An examination of the record in regard to the fire loss claimed by the petitioner discloses a similar lack of evidence. There is nothing in the record which proves the cost of the total structures and equipment at mine No. 3 or the cost of the structures and equipment destroyed by fire. Petitioner showed*2670 that certain entries were made on the books before the fire but did not prove that such entries represented the actual cost of the properties. These entries were subsequently changed and the petitioner offered no proof that the changed figures represent the actual cost of the structures and equipment at mine No. 3.
In view of these conditions we are unable to determine that the Commissioner erred in disallowing the loss of $26,037.60 and in adding to net income an additional amount of $14,530.66, representing a gain from the fire.

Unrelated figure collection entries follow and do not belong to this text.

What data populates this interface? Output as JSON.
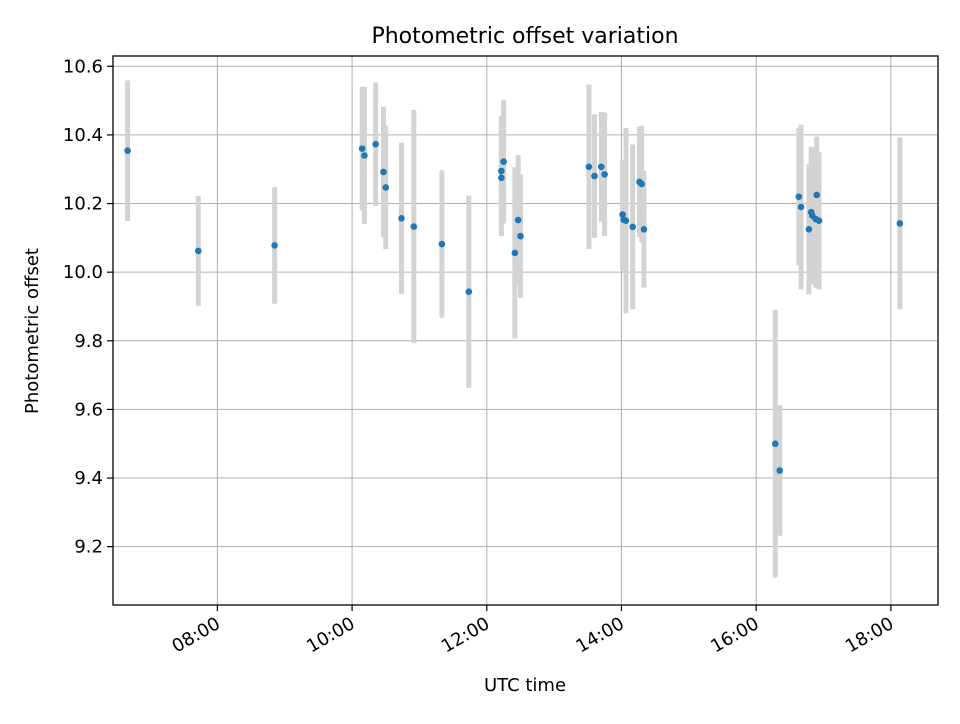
{
  "chart_data": {
    "type": "scatter",
    "title": "Photometric offset variation",
    "xlabel": "UTC time",
    "ylabel": "Photometric offset",
    "x_unit": "hours UTC",
    "xlim": [
      "06:27",
      "18:42"
    ],
    "ylim": [
      9.03,
      10.63
    ],
    "grid": true,
    "x_ticks": [
      "08:00",
      "10:00",
      "12:00",
      "14:00",
      "16:00",
      "18:00"
    ],
    "y_ticks": [
      "9.2",
      "9.4",
      "9.6",
      "9.8",
      "10.0",
      "10.2",
      "10.4",
      "10.6"
    ],
    "colors": {
      "points": "#1f77b4",
      "errorbars": "#d3d3d3",
      "grid": "#b0b0b0"
    },
    "series": [
      {
        "points": [
          {
            "x": "06:40",
            "y": 10.354,
            "err": 0.205
          },
          {
            "x": "07:43",
            "y": 10.062,
            "err": 0.16
          },
          {
            "x": "08:51",
            "y": 10.078,
            "err": 0.17
          },
          {
            "x": "10:09",
            "y": 10.36,
            "err": 0.18
          },
          {
            "x": "10:11",
            "y": 10.34,
            "err": 0.2
          },
          {
            "x": "10:21",
            "y": 10.373,
            "err": 0.18
          },
          {
            "x": "10:28",
            "y": 10.292,
            "err": 0.19
          },
          {
            "x": "10:30",
            "y": 10.247,
            "err": 0.18
          },
          {
            "x": "10:44",
            "y": 10.157,
            "err": 0.22
          },
          {
            "x": "10:55",
            "y": 10.133,
            "err": 0.34
          },
          {
            "x": "11:20",
            "y": 10.082,
            "err": 0.215
          },
          {
            "x": "11:44",
            "y": 9.943,
            "err": 0.28
          },
          {
            "x": "12:13",
            "y": 10.275,
            "err": 0.17
          },
          {
            "x": "12:13",
            "y": 10.295,
            "err": 0.16
          },
          {
            "x": "12:15",
            "y": 10.322,
            "err": 0.18
          },
          {
            "x": "12:25",
            "y": 10.056,
            "err": 0.25
          },
          {
            "x": "12:28",
            "y": 10.152,
            "err": 0.19
          },
          {
            "x": "12:30",
            "y": 10.105,
            "err": 0.18
          },
          {
            "x": "13:31",
            "y": 10.307,
            "err": 0.24
          },
          {
            "x": "13:36",
            "y": 10.28,
            "err": 0.18
          },
          {
            "x": "13:42",
            "y": 10.307,
            "err": 0.16
          },
          {
            "x": "13:45",
            "y": 10.285,
            "err": 0.18
          },
          {
            "x": "14:01",
            "y": 10.168,
            "err": 0.16
          },
          {
            "x": "14:02",
            "y": 10.153,
            "err": 0.15
          },
          {
            "x": "14:04",
            "y": 10.15,
            "err": 0.27
          },
          {
            "x": "14:10",
            "y": 10.132,
            "err": 0.24
          },
          {
            "x": "14:16",
            "y": 10.263,
            "err": 0.16
          },
          {
            "x": "14:18",
            "y": 10.257,
            "err": 0.17
          },
          {
            "x": "14:20",
            "y": 10.125,
            "err": 0.17
          },
          {
            "x": "16:17",
            "y": 9.5,
            "err": 0.39
          },
          {
            "x": "16:21",
            "y": 9.422,
            "err": 0.19
          },
          {
            "x": "16:38",
            "y": 10.22,
            "err": 0.2
          },
          {
            "x": "16:40",
            "y": 10.19,
            "err": 0.24
          },
          {
            "x": "16:47",
            "y": 10.125,
            "err": 0.19
          },
          {
            "x": "16:49",
            "y": 10.175,
            "err": 0.19
          },
          {
            "x": "16:50",
            "y": 10.165,
            "err": 0.2
          },
          {
            "x": "16:53",
            "y": 10.155,
            "err": 0.2
          },
          {
            "x": "16:54",
            "y": 10.225,
            "err": 0.17
          },
          {
            "x": "16:56",
            "y": 10.15,
            "err": 0.2
          },
          {
            "x": "18:08",
            "y": 10.142,
            "err": 0.25
          }
        ]
      }
    ]
  }
}
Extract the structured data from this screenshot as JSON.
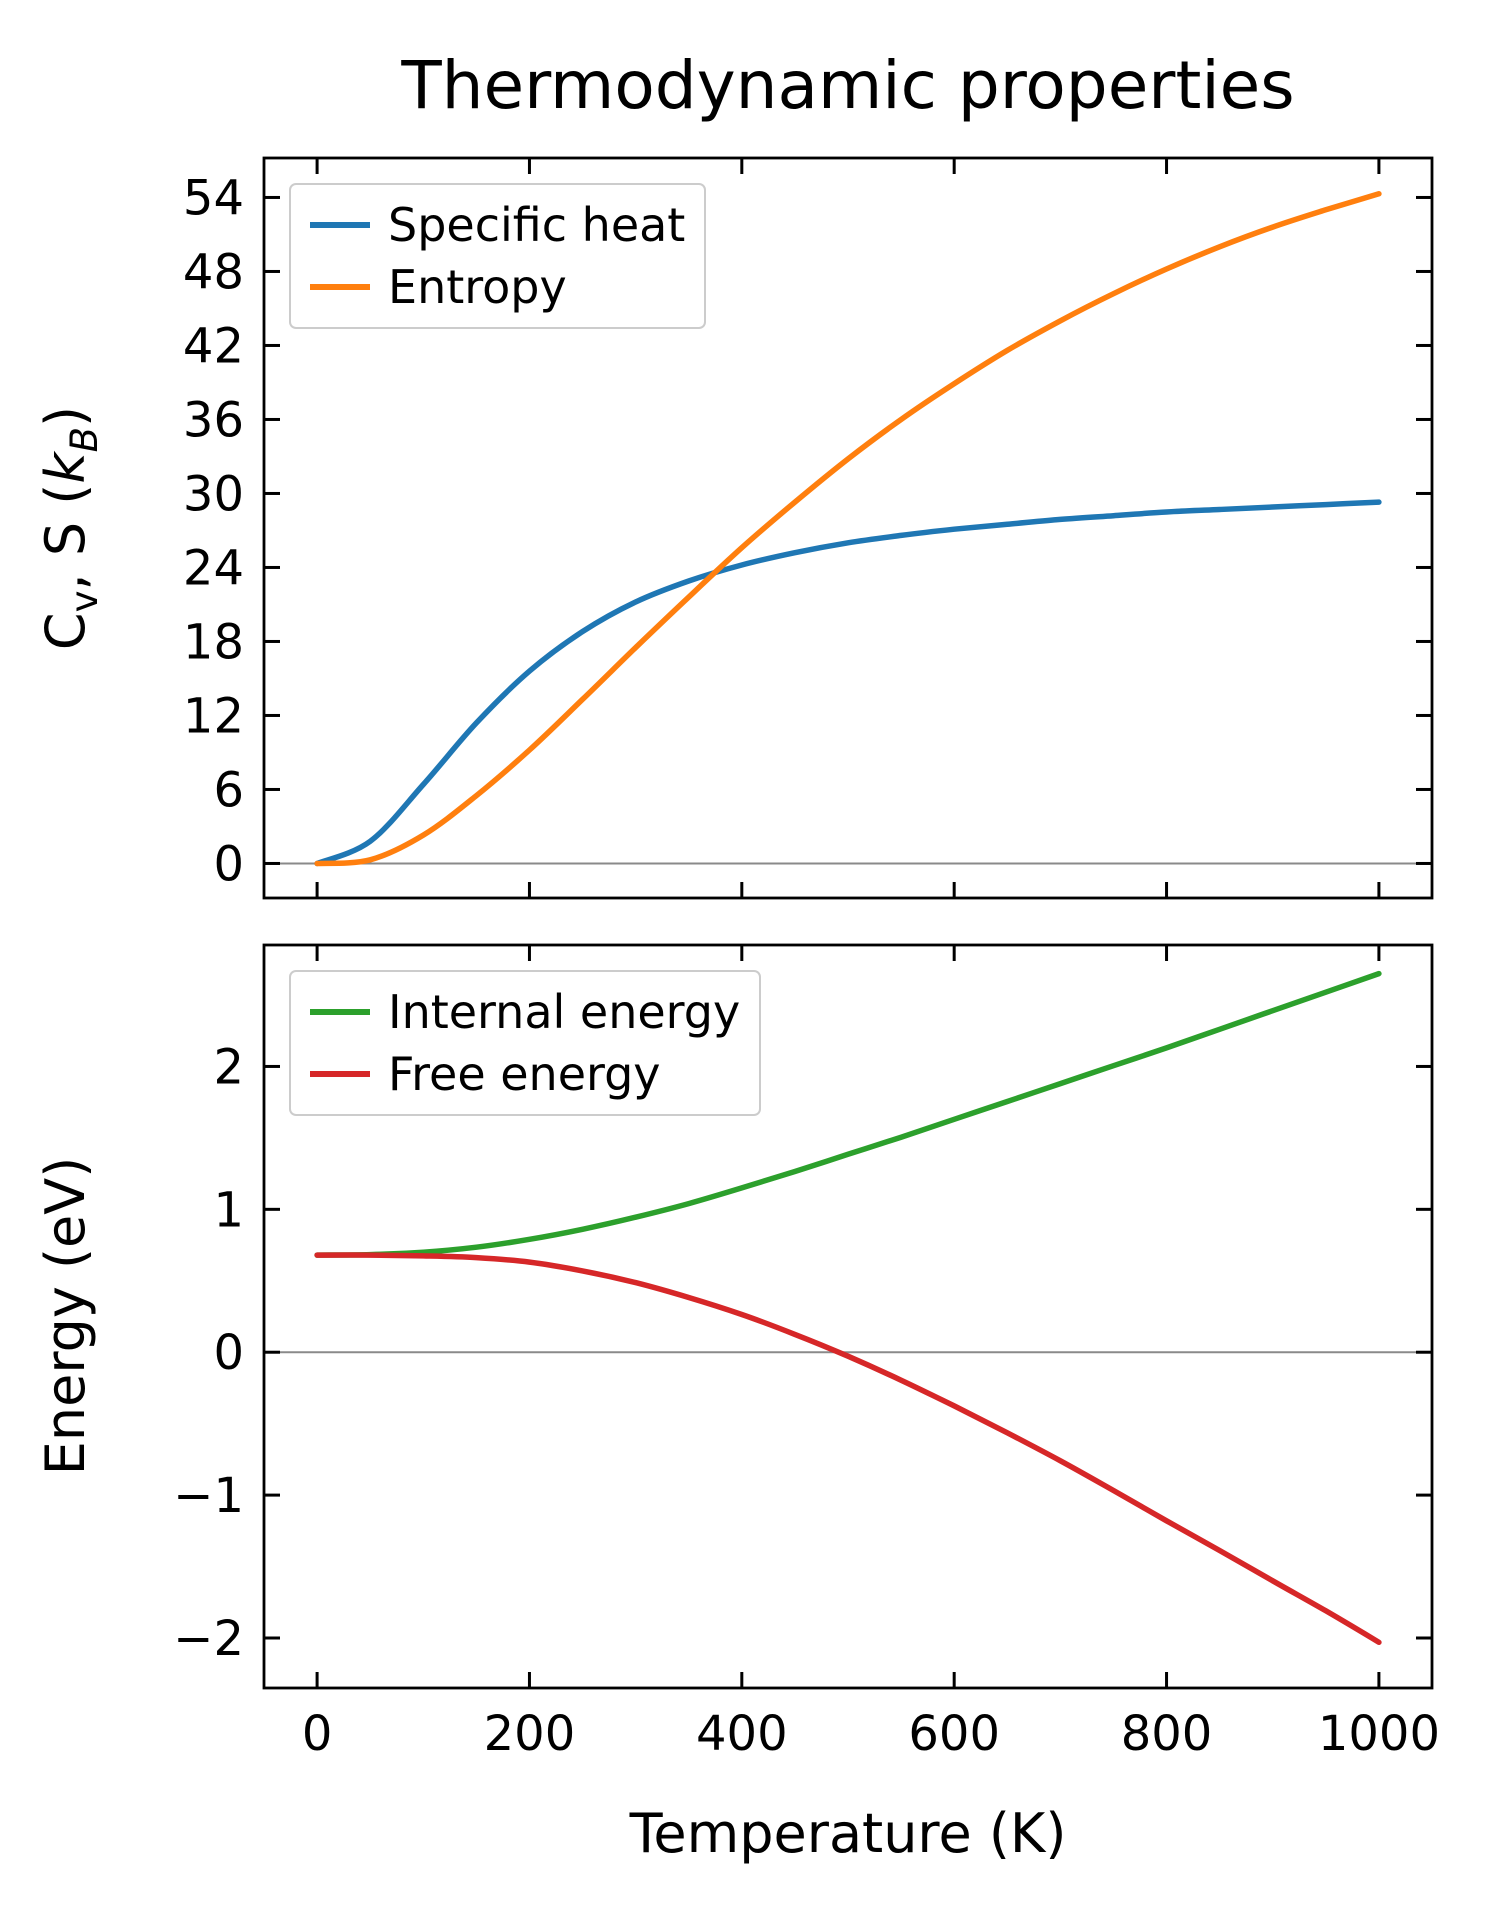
{
  "figure_title": "Thermodynamic properties",
  "colors": {
    "specific_heat": "#1f77b4",
    "entropy": "#ff7f0e",
    "internal_energy": "#2ca02c",
    "free_energy": "#d62728",
    "zero_line": "#8a8a8a",
    "legend_border": "#cccccc",
    "spine": "#000000"
  },
  "chart_data": [
    {
      "type": "line",
      "title": "Thermodynamic properties",
      "ylabel_plain": "Cv, S (kB)",
      "ylabel_parts": [
        {
          "text": "C",
          "style": "normal"
        },
        {
          "text": "v",
          "style": "sub"
        },
        {
          "text": ", S (",
          "style": "normal"
        },
        {
          "text": "k",
          "style": "italic"
        },
        {
          "text": "B",
          "style": "sub-italic"
        },
        {
          "text": ")",
          "style": "normal"
        }
      ],
      "x": [
        0,
        50,
        100,
        150,
        200,
        250,
        300,
        350,
        400,
        450,
        500,
        550,
        600,
        650,
        700,
        750,
        800,
        850,
        900,
        950,
        1000
      ],
      "series": [
        {
          "name": "Specific heat",
          "color": "#1f77b4",
          "values": [
            0.0,
            1.8,
            6.4,
            11.4,
            15.6,
            18.8,
            21.2,
            22.9,
            24.2,
            25.2,
            26.0,
            26.6,
            27.1,
            27.5,
            27.9,
            28.2,
            28.5,
            28.7,
            28.9,
            29.1,
            29.3
          ]
        },
        {
          "name": "Entropy",
          "color": "#ff7f0e",
          "values": [
            0.0,
            0.3,
            2.3,
            5.5,
            9.2,
            13.3,
            17.5,
            21.6,
            25.6,
            29.3,
            32.8,
            36.0,
            38.9,
            41.6,
            44.0,
            46.2,
            48.2,
            50.0,
            51.6,
            53.0,
            54.3
          ]
        }
      ],
      "xlim": [
        -50,
        1050
      ],
      "ylim": [
        -2.8,
        57.2
      ],
      "xticks": [
        0,
        200,
        400,
        600,
        800,
        1000
      ],
      "yticks": [
        0,
        6,
        12,
        18,
        24,
        30,
        36,
        42,
        48,
        54
      ],
      "x_tick_labels_visible": false,
      "legend_position": "upper left",
      "zero_line_y": 0,
      "grid": false
    },
    {
      "type": "line",
      "xlabel": "Temperature (K)",
      "ylabel_plain": "Energy (eV)",
      "x": [
        0,
        50,
        100,
        150,
        200,
        250,
        300,
        350,
        400,
        450,
        500,
        550,
        600,
        650,
        700,
        750,
        800,
        850,
        900,
        950,
        1000
      ],
      "series": [
        {
          "name": "Internal energy",
          "color": "#2ca02c",
          "values": [
            0.68,
            0.683,
            0.7,
            0.735,
            0.79,
            0.86,
            0.945,
            1.04,
            1.15,
            1.265,
            1.385,
            1.505,
            1.63,
            1.755,
            1.88,
            2.005,
            2.13,
            2.26,
            2.39,
            2.52,
            2.65
          ]
        },
        {
          "name": "Free energy",
          "color": "#d62728",
          "values": [
            0.68,
            0.68,
            0.674,
            0.662,
            0.631,
            0.569,
            0.487,
            0.383,
            0.264,
            0.125,
            -0.028,
            -0.196,
            -0.376,
            -0.564,
            -0.76,
            -0.968,
            -1.18,
            -1.388,
            -1.6,
            -1.81,
            -2.03
          ]
        }
      ],
      "xlim": [
        -50,
        1050
      ],
      "ylim": [
        -2.35,
        2.85
      ],
      "xticks": [
        0,
        200,
        400,
        600,
        800,
        1000
      ],
      "yticks": [
        -2,
        -1,
        0,
        1,
        2
      ],
      "x_tick_labels_visible": true,
      "legend_position": "upper left",
      "zero_line_y": 0,
      "grid": false
    }
  ]
}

Petitioner claimed a deduction of $30,000 as bonuses paid to its officers and employees for the fiscal year ending July 31, 1922. It is shown that on July 16, 1922, the directors authorized a payment at some future time of an undetermined amount to be based upon the *57 earnings for the calendar year 1922 in excess of $100,000. It is further noted that it was not until October, 1922, after the close of the fiscal year that any entry was made on the books representing a payment pursuant to this resolution, and that on that date the entry specified that such payment was to be apportioned at the end of the year. Since the amount of $30,000 was*2671 not determined or determinable, and was not intended to be determined during the fiscal year ending July 31, 1922, and was not paid during such fiscal year, it is not an allowable deduction for the fiscal year ending July 31, 1922.
We are, therefore, of the opinion that the Commissioner was justified in refusing to permit a deduction of $30,000 during the fiscal year ending July 31, 1922.
In presenting to the Board the issue relating to the running of the statute of limitations it is apparent that the petitioner overlooked the waiver dated April 18, 1925. This waiver was filed prior to the running of the statute of limitations for the fiscal year ending July 31, 1920, or for the fiscal year ending July 31, 1921, since it was less than five years after the 1920 return was filed, and less than four years after the 1921 return was filed. The subsequent waivers dated December 14, 1925, and November 16, 1926, further extended the time in which assessment could be made up to December 31, 1925, which was beyond the time when the petition was filed with the Board. We, therefore, hold that the Commissioner is not barred by the statute of limitations from assessing taxes for the fiscal*2672 years ending July 31, 1920, and July 31, 1921.
Judgment will be entered for the respondent.